Il separatismo diventa uno strumento necessario per la ricerca collettiva, anche in questo campo, della nostra autonomia, della nostra capacità critica, per negare la subordinazione storica, la “paura di non essere capaci”, il maschile introiettato sia a livello di metodo che di contenuto.
Storicamente il nostro rapporto con la cultura è stato di continue prevaricazioni, ogni qualvolta la nostra creatività, le nostre capacità servivano, non dovevano più appartenerci, venivano usate da altri, e noi rimanevamo man mano escluse anche da quello che sapevamo fare, disimparando progressivamente. Muse espropriate più che muse ispiratrici.
È ormai noto che i primi artigiani, le prime costruttrici di utensili furono donne, mestieri che significavano gusto artistico, padronanza del colore; quando si valorizzò ne fummo allontanate, ed emarginate ad altri compiti. La maggior parte degli arazzi, tappeti, lavori in oreficeria, ricami, pizzi, lavori su seta dell’epoca medioevale li han fatti delle donne; oltre ad essere le principali innovatrici dei telai, “inventavano”. Come sempre quando questi lavori significarono rispettabilità, ricchezza, ci furono tolti, ci fu addirittura vietato di tessere, potevamo fare solo lavori di rifinitura.

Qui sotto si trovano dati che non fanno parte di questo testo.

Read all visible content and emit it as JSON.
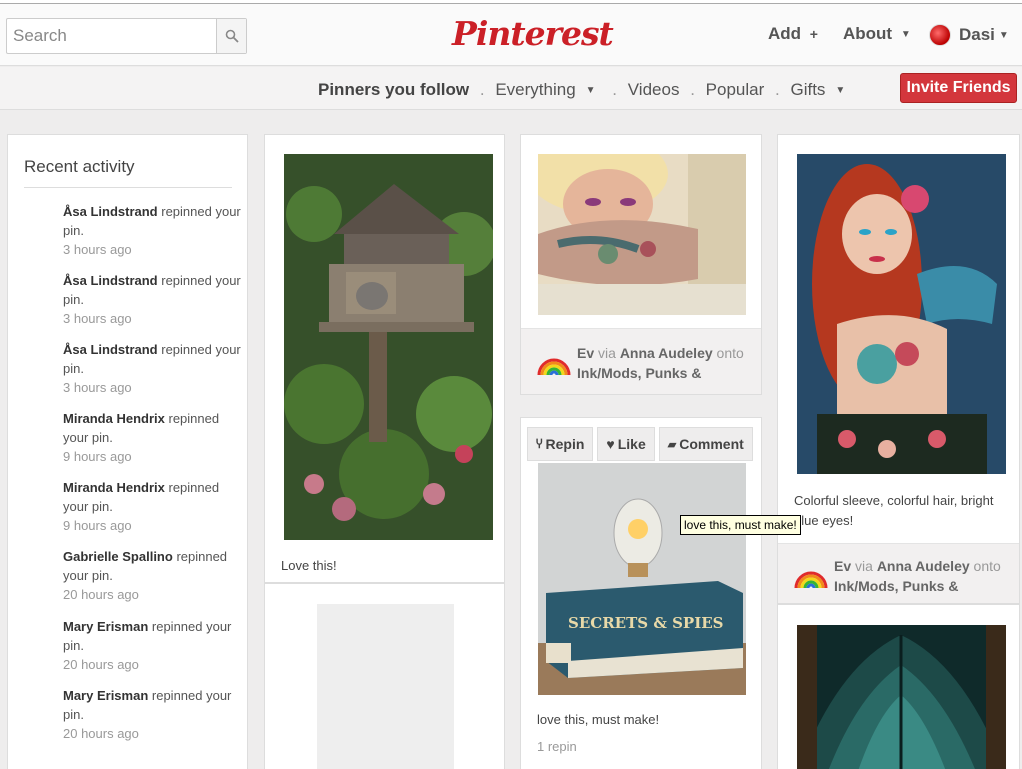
{
  "header": {
    "search_placeholder": "Search",
    "logo": "Pinterest",
    "add_label": "Add",
    "about_label": "About",
    "user_name": "Dasi"
  },
  "subnav": {
    "items": [
      "Pinners you follow",
      "Everything",
      "Videos",
      "Popular",
      "Gifts"
    ],
    "invite_label": "Invite Friends"
  },
  "activity": {
    "title": "Recent activity",
    "items": [
      {
        "name": "Åsa Lindstrand",
        "action": "repinned your pin.",
        "time": "3 hours ago"
      },
      {
        "name": "Åsa Lindstrand",
        "action": "repinned your pin.",
        "time": "3 hours ago"
      },
      {
        "name": "Åsa Lindstrand",
        "action": "repinned your pin.",
        "time": "3 hours ago"
      },
      {
        "name": "Miranda Hendrix",
        "action": "repinned your pin.",
        "time": "9 hours ago"
      },
      {
        "name": "Miranda Hendrix",
        "action": "repinned your pin.",
        "time": "9 hours ago"
      },
      {
        "name": "Gabrielle Spallino",
        "action": "repinned your pin.",
        "time": "20 hours ago"
      },
      {
        "name": "Mary Erisman",
        "action": "repinned your pin.",
        "time": "20 hours ago"
      },
      {
        "name": "Mary Erisman",
        "action": "repinned your pin.",
        "time": "20 hours ago"
      }
    ]
  },
  "pins": {
    "birdhouse_desc": "Love this!",
    "tattoo1": {
      "user": "Ev",
      "via": "via",
      "source": "Anna Audeley",
      "onto": "onto",
      "board": "Ink/Mods, Punks &"
    },
    "lamp": {
      "repin": "Repin",
      "like": "Like",
      "comment": "Comment",
      "tooltip": "love this, must make!",
      "desc": "love this, must make!",
      "repins": "1 repin",
      "book_title": "SECRETS & SPIES"
    },
    "tattoo2": {
      "desc": "Colorful sleeve, colorful hair, bright blue eyes!",
      "user": "Ev",
      "via": "via",
      "source": "Anna Audeley",
      "onto": "onto",
      "board": "Ink/Mods, Punks &"
    }
  }
}
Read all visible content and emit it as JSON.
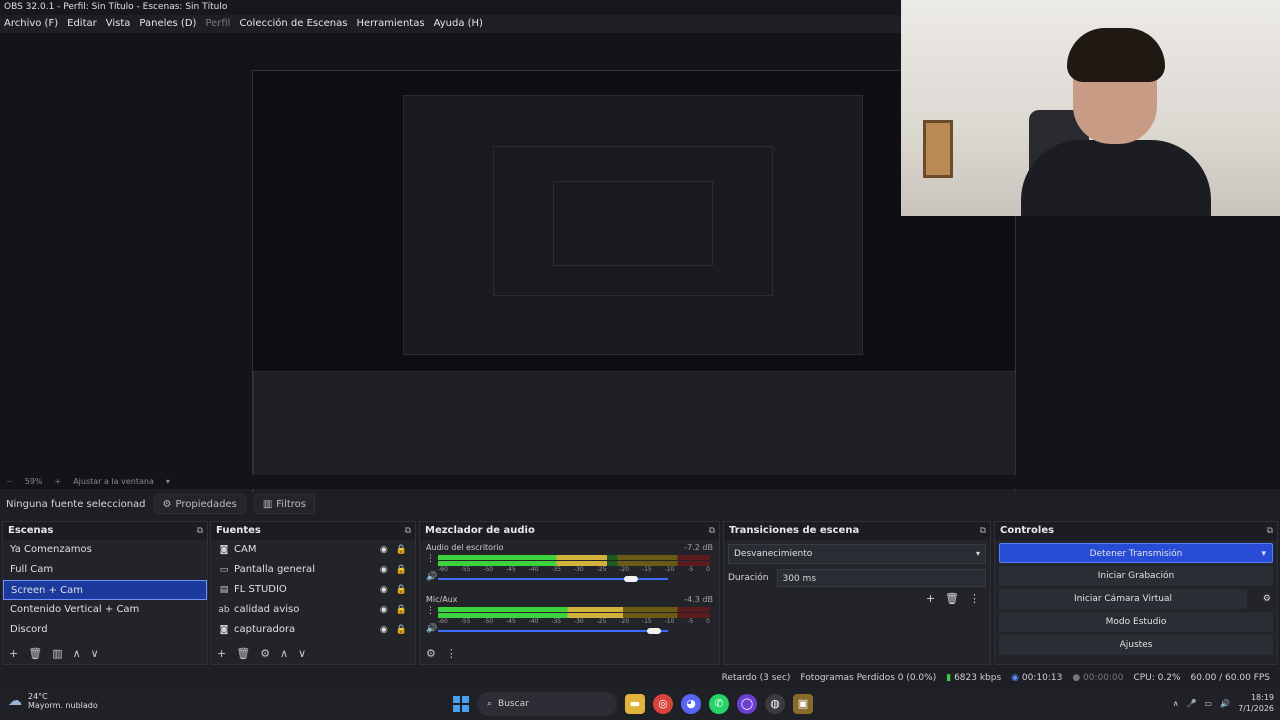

Le nostre alternative sin’ora sono state o l’ignoranza (sintomatica è la condizione della donna greca: solo se etèra, prostituta, poteva avvicinarsi alla cultura) oppure, nel momento in cui per varie cause storiche potevamo impadronirci di un mestiere, creare, ne venivamo ricacciate appena il nostro lavoro si valorizzava e ricondotte allo stato precedente.
Pur non essendo un popolo, una razza, abbiamo vissuto una costante colonizzazione culturale, con le nostre capacità continuamente stritolate e rimesse nella gran macchina della “cultura ufficiale”. Non abbiamo nemmeno una patria antica a cui riferirci, la nostra AFRICA non esiste, non siamo mai state libere. Dobbiamo riscrivere la nostra storia, conoscerla, raccontarla, ci sono già spunti, riferimenti, idee, ma ciò che manca è la continuità, sapere dove eravamo, cosa facevamo in Egitto, nel Medio Evo, nella Comune di Parigi, quanto nostro lavoro, lotta, creatività, c’è dietro questa “civiltà”, dietro la sua cultura, dietro ogni suo uomo.
Non vorrei fare della “donnitudine”, rivalutare cioè solo il passato, costruendo una romantica favola femminista, ma conoscere il passato come forza per produrre, per creare oggi, come forza di negazione e superamento del costante senso di inferiorità, di insicurezza, causate dalla convinzione ormai introiettata che solo gli uomini “sanno”, che noi senza di loro siamo incapaci, che in fin dei conti, storicamente, non esistiamo. Viviamo separatamente, la nostra “intellettualità” come la nostra sessualità, la nostra testa esiste spesso solo se rassicurata dalla presenza maschile, gratificata dal loro “benevolo” acconsentire. Dobbiamo noi invece decidere di quali strumenti, di quale tecnica, di quale teoria ci interessa impadronirci, perché ci serve, ci corrisponde; non vogliamo teorie “date”, ma ce le scegliamo, ce le ricerchiamo. Tutte le scienze, le tendenze, le correnti devono essere riattraversate da un punto di vista femminista; non voglio certo dire che dobbiamo rileggerci tutto, ma se le donne, e non solo alcune di noi, entreranno in rapporto con la cultura, penso che ci entreranno iniziando parallelamente un processo di distruzione di una parte di essa, di tutto ciò che è contro la donna, di tutto ciò che esclude.